7. [appellante] heeft tegen deze uitspraken van de rechtbank hoger beroep ingesteld. In de hoger beroepen stelt [appellante] dat de rechtbank haar recht op hoor en wederhoor heeft geschonden en dat geen sprake is geweest van een eerlijk proces. Aangezien [appellante] door de rechtbank is uitgenodigd voor de zitting waarop haar verzetten zouden worden behandeld, waarbij [appellante] er uitdrukkelijk op is gewezen dat op de zitting aan de orde zou worden gesteld of zij misbruik van recht maakt, en [appellante] de rechtbank heeft laten weten niet naar de zitting te zullen komen, hebben de hoger beroepen evident geen kans van slagen. Dit betekent naar het oordeel van de Afdeling dat [appellante], door desalniettemin de hoger beroepen in te stellen, misbruik van recht maakt. Bij dit oordeel betrekt de Afdeling het in haar uitspraak van vandaag in zaak nummer 202401634/1/A2 (ECLI:NL:RVS:2025:467, r.o. 4-4.5), gegeven oordeel dat [appellante] misbruik van recht maakt doordat zij procedures aanhangig blijft maken, waarbij zij telkens met dezelfde argumenten weigert het griffierecht te betalen of een beroep op betalingsonmacht te doen, terwijl haar uit vele uitspraken van verscheidene rechtbanken en hoger beroepscolleges duidelijk moet zijn dat zij één van beide moet doen. De onderhavige hoger beroepen zijn immers een uitvloeisel van dit procesgedrag van [appellante]. 8. De hoger beroepen zijn niet-ontvankelijk.
Waarschuwing voor toekomstige hoger beroepszaken
9. Voor zover [appellante] opnieuw een hoger beroep bij de Afdeling aanhangig maakt en daarbij opnieuw verzoekt om doorbreking van het appelverbod tegen een uitspraak van de rechtbank waarin haar verzet, gericht tegen een niet-ontvankelijkverklaring van haar beroep wegens het niet betalen van griffierecht, niet-ontvankelijk is verklaard wegens misbruik van recht, kan de Afdeling dat hoger beroep alleen al om die reden (kennelijk) niet-ontvankelijk verklaren wegens misbruik van recht.

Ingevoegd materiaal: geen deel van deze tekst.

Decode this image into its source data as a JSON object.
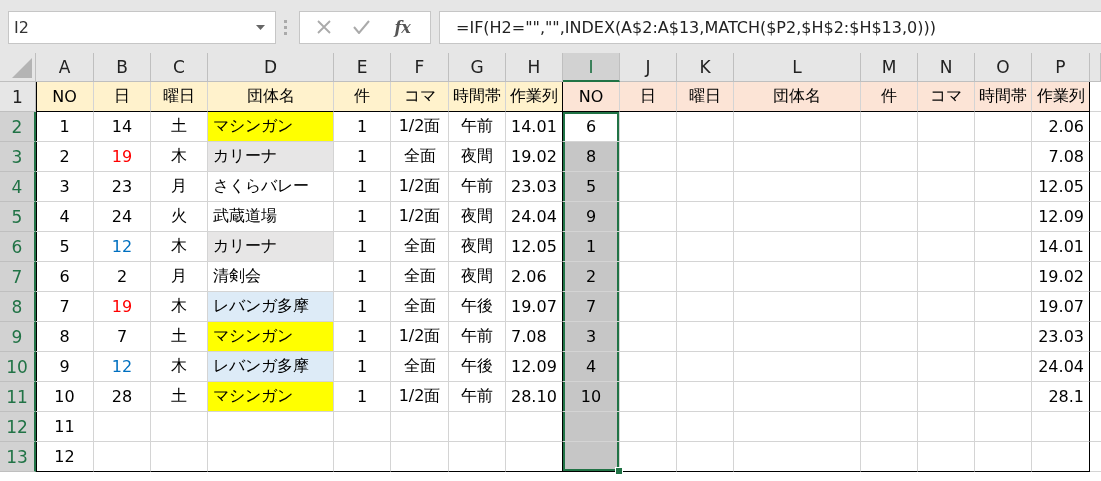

10. De Afdeling wijst er verder nog uitdrukkelijk op dat een natuurlijk persoon op grond van artikel 8:75, eerste lid, van de Awb in de kosten van het geding kan worden veroordeeld in geval van kennelijk onredelijk gebruik van procesrecht. Zoals de Afdeling eerder heeft geoordeeld (bijvoorbeeld in voormelde uitspraak van 22 mei 2024), is van kennelijk onredelijk gebruik van procesrecht sprake, als op grond van bijzondere omstandigheden kan worden vastgesteld dat ten tijde van het instellen van het (hoger) beroep het voor appellant(e) evident was dat van de ingestelde procedure geen positief resultaat viel te verwachten. Dit betekent dat [appellante] bij een volgende niet-ontvankelijkverklaring van haar hoger beroep wegens misbruik van procesrecht veroordeeld kan worden tot vergoeding van de kosten die een bestuursorgaan in die procedure heeft gemaakt als het bestuursorgaan daarom heeft verzocht.
Beslissing
De Afdeling bestuursrechtspraak van de Raad van State:
verklaart de hoger beroepen niet-ontvankelijk.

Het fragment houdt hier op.